A statement of the great antithesis, of which the rest of the section is a development, between the law of the Spirit of life and the law of sin and of death.

The law of the Spirit of life. — A phrase defining more fully the mode in which the union with Christ becomes operative in the believer. It begins by imparting to him the Spirit of Christ; this Spirit creates within him a law; and the result of that law is life — that perfect spiritual vitality which includes within itself the pledge of immortality.

The Spirit. — That is, the Spirit of Christ, as in Romans 8:9, which is hardly as yet conceived of as a distinct personality, but representing the continued action and influence which the ascended Saviour exercises upon the believer.

In Christ Jesus. — These words are best taken with “hath made” (rather, made, when it was imparted to me) “me free.” The law of the Spirit of life, in Christ (i.e., operating through my union with Christ), made me free from the law of sin and of death.

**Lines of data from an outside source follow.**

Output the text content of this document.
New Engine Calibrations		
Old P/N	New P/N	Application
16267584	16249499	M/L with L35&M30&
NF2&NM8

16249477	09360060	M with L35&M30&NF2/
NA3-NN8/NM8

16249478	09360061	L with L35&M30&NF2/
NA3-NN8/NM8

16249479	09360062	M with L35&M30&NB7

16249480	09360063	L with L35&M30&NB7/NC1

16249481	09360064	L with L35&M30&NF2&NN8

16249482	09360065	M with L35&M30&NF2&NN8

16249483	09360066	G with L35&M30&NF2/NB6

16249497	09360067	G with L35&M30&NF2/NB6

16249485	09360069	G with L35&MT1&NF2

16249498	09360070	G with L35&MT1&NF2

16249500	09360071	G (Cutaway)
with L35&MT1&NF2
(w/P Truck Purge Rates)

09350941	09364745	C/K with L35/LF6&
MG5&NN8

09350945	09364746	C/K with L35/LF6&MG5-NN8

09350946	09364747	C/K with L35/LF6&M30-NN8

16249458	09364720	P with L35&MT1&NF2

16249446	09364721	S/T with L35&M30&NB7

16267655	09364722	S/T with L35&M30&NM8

From the law of sin and death. — The direct contrast to the foregoing. Not here the law of Moses, but the power of sin, the corrupt element in our nature, acting upon the soul, and itself erecting a kind of law, saying, “Thou shalt,” where the law of God says “Thou shalt not;” and “Thou shalt not,” where the law of God says “Thou shalt.” The effect of this reign of sin is death — spiritual death — bearing in itself the pledge of eternal death.